In order to avoid numerical instability, float32 attention logarithm is also enabled, and ViT and AST are frozen during pre-training and fine-tuned at the end of instruction adjustment.
The above figure shows that despite the heterogeneity of input and output modalities, the pre-training loss of the model is stable.
This article follows the UL2 paradigm.

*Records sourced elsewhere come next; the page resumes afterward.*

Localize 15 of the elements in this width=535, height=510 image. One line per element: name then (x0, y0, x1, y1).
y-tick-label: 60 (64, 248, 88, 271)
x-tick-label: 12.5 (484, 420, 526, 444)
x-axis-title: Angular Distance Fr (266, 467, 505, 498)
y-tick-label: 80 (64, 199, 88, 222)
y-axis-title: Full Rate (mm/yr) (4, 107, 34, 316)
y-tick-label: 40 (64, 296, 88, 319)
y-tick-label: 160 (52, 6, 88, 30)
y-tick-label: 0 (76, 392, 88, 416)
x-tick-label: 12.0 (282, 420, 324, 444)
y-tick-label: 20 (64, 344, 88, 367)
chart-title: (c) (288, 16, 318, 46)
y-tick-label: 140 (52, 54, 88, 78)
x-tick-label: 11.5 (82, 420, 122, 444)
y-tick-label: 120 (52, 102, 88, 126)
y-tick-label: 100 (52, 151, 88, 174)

For image and audio targets, two similar paradigms are defined here:
[R]: Mask denoising, randomly mask x% of the input image or audio patch features, and let The model reconstructs it;
[S]: Asks the model to generate the target modality under other input modal conditions.
During training, use modal markers ([Text], [Image], or [Audio]) and paradigm markers ([R], [S], or [X]) as Enter a prefix of text to indicate the task and use dynamic masking for autoregression.
As shown in the figure above, one problem with image and audio masking denoising is information leakage on the decoder side.
The solution here is to mask the token in the decoder (unless it is predicting the token), which does not interfere with causal prediction while eliminating data leakage.
Training on a large amount of multi-modal data will result in a sequence of converter input and output Length highly variable.
Packing is used here to solve this problem: tags for multiple examples are packed into a sequence, and attention is shielded to prevent converters from cross-engaging between examples.
During training, a heuristic algorithm is used to rearrange the data streamed to the model so that long samples are matched with short samples that can be packed. This article’s dynamic packaging increases training throughput by nearly 4 times.
Multi-modal instruction tuning is to equip the model with different skills and abilities in various modalities, and even adapt to new and unique instructions for key processes.
The researchers built a multimodal instruction tuning dataset by combining a wide range of supervised datasets and tasks.
The distribution of command tuning data is shown in the figure above. Overall, the instruction tuning mix consisted of 60% hint data, 30% data inherited from pre-training (to avoid catastrophic forgetting), 6% task-augmented data built using existing data sources, and 4% Free-form text (to enable chat-like replies).